Antibody Duration After Infection From SARS-CoV-2 in the Texas Coronavirus Antibody Response Survey
Author(s) -
Michael D. Swartz,
Stacia M. DeSantis,
Ashraf Yaseen,
Frances A. Brito,
Melissa Valerio-Shewmaker,
Sarah Messiah,
Luis León-Novelo,
Harold W. Kohl,
Cesar L Pinzon-Gomez,
Tianyao Hao,
Shiming Zhang,
Yashar Talebi,
Joy Yoo,
J. Andrew Ross,
Michael O. Gonzalez,
Leqing Wu,
Steven H. Kelder,
Mark Silberman,
Samantha Tuzo,
Stephen J. Pont,
Jennifer A. Shuford,
David Lakey,
Eric Boerwinkle
Publication year - 2022
Publication title -
the journal of infectious diseases (online. university of chicago press)/the journal of infectious diseases
Language(s) - English
Resource type - Journals
SCImago Journal Rank - 2.69
H-Index - 252
eISSN - 1537-6613
pISSN - 0022-1899
DOI - 10.1093/infdis/jiac167
Subject(s) - covid-19 , virology , antibody , coronavirus , betacoronavirus , antibody response , medicine , coronavirus infections , biology , immunology , outbreak , infectious disease (medical specialty) , disease
Understanding the duration of antibodies to the severe acute respiratory syndrome coronavirus 2 (SARS-CoV-2) virus that causes COVID-19 is important to controlling the current pandemic.
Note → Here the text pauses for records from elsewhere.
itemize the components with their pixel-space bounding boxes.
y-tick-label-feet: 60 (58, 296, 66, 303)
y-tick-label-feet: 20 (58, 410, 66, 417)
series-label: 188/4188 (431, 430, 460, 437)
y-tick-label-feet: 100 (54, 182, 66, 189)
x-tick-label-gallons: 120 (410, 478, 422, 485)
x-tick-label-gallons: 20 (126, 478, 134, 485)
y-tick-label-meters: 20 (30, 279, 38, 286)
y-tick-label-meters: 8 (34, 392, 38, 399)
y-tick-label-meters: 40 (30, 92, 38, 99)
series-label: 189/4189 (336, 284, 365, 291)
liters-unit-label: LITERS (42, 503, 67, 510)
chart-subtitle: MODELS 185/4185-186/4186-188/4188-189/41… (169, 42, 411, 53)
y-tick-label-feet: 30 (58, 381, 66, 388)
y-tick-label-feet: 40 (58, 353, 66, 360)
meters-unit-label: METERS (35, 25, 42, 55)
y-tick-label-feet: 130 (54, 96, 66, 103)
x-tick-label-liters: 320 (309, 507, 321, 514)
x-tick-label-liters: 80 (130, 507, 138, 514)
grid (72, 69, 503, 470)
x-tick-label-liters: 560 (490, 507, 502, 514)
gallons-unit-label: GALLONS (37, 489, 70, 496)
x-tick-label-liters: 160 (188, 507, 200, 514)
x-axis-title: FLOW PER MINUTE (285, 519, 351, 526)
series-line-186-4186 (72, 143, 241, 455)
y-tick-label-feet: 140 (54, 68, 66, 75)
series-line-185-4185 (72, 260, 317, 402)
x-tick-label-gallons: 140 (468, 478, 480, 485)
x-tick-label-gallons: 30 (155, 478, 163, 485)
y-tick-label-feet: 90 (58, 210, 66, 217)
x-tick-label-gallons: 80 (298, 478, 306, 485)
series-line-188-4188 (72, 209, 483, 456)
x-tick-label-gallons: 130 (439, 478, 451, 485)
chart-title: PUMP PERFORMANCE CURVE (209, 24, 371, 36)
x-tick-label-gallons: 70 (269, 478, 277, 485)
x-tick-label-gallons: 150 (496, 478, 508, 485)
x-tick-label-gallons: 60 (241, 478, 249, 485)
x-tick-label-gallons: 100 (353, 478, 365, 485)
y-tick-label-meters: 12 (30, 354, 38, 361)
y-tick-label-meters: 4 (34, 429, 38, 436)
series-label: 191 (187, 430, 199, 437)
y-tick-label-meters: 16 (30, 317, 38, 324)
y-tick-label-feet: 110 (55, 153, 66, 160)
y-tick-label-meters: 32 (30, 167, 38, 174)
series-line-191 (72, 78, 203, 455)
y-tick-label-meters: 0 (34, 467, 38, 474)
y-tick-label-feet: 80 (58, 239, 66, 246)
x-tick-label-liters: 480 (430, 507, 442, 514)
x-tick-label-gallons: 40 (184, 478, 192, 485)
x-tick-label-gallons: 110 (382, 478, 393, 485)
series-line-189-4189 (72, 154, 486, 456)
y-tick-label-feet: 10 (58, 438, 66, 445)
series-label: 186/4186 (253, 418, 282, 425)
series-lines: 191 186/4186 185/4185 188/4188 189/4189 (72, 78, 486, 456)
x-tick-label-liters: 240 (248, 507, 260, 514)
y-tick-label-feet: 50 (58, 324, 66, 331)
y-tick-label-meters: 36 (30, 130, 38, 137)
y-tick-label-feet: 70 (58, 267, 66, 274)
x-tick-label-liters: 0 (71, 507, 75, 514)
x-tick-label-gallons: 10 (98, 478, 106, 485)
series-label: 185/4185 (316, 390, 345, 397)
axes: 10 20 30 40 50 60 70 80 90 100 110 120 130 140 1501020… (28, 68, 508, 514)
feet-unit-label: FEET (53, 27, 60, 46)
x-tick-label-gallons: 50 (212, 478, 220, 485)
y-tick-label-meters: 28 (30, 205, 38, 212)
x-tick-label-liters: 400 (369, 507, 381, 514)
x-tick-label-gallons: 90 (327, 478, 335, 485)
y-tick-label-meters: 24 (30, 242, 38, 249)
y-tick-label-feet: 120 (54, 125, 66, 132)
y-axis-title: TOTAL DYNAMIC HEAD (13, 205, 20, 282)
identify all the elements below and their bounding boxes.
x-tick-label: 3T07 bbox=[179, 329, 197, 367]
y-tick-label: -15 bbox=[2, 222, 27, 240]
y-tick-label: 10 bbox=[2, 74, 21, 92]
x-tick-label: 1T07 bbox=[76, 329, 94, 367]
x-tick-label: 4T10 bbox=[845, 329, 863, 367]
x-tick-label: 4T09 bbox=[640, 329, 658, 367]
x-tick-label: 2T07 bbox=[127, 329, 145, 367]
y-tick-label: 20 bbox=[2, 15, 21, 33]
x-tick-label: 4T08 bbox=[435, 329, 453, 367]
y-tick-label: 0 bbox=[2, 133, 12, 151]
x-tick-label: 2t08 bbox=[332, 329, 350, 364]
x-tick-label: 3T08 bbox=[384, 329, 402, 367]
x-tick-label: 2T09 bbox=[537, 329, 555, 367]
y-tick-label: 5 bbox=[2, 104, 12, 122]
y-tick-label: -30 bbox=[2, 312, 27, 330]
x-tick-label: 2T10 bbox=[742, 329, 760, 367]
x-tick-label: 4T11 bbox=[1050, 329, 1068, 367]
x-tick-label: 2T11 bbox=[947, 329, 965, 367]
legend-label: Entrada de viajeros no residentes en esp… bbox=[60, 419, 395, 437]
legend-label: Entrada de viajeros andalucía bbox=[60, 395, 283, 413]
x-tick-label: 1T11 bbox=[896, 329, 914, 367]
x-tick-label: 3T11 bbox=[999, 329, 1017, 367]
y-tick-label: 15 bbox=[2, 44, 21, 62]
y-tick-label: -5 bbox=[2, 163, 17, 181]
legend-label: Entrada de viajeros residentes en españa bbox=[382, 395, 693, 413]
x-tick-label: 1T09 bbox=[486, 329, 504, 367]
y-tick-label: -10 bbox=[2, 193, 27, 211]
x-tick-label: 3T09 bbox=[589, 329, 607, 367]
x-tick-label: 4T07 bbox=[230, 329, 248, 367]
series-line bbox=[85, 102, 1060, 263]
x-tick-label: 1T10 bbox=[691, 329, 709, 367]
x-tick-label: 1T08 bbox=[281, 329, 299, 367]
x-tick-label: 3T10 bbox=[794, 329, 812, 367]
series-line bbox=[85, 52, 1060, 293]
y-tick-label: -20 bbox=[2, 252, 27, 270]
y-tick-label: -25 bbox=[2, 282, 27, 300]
Participants from the Texas Coronavirus Antibody Response Survey (Texas CARES) with at least 1 nucleocapsid protein antibody test were selected for a longitudinal analysis of antibody duration. A linear mixed model was fit to data from participants (n = 4553) with 1 to 3 antibody tests over 11 months (1 October 2020 to 16 September 2021), and models fit showed that expected antibody response after COVID-19 infection robustly increases for 100 days postinfection, and predicts individuals may remain antibody positive from natural infection beyond 500 days depending on age, body mass index, smoking or vaping use, and disease severity (hospitalized or not; symptomatic or not).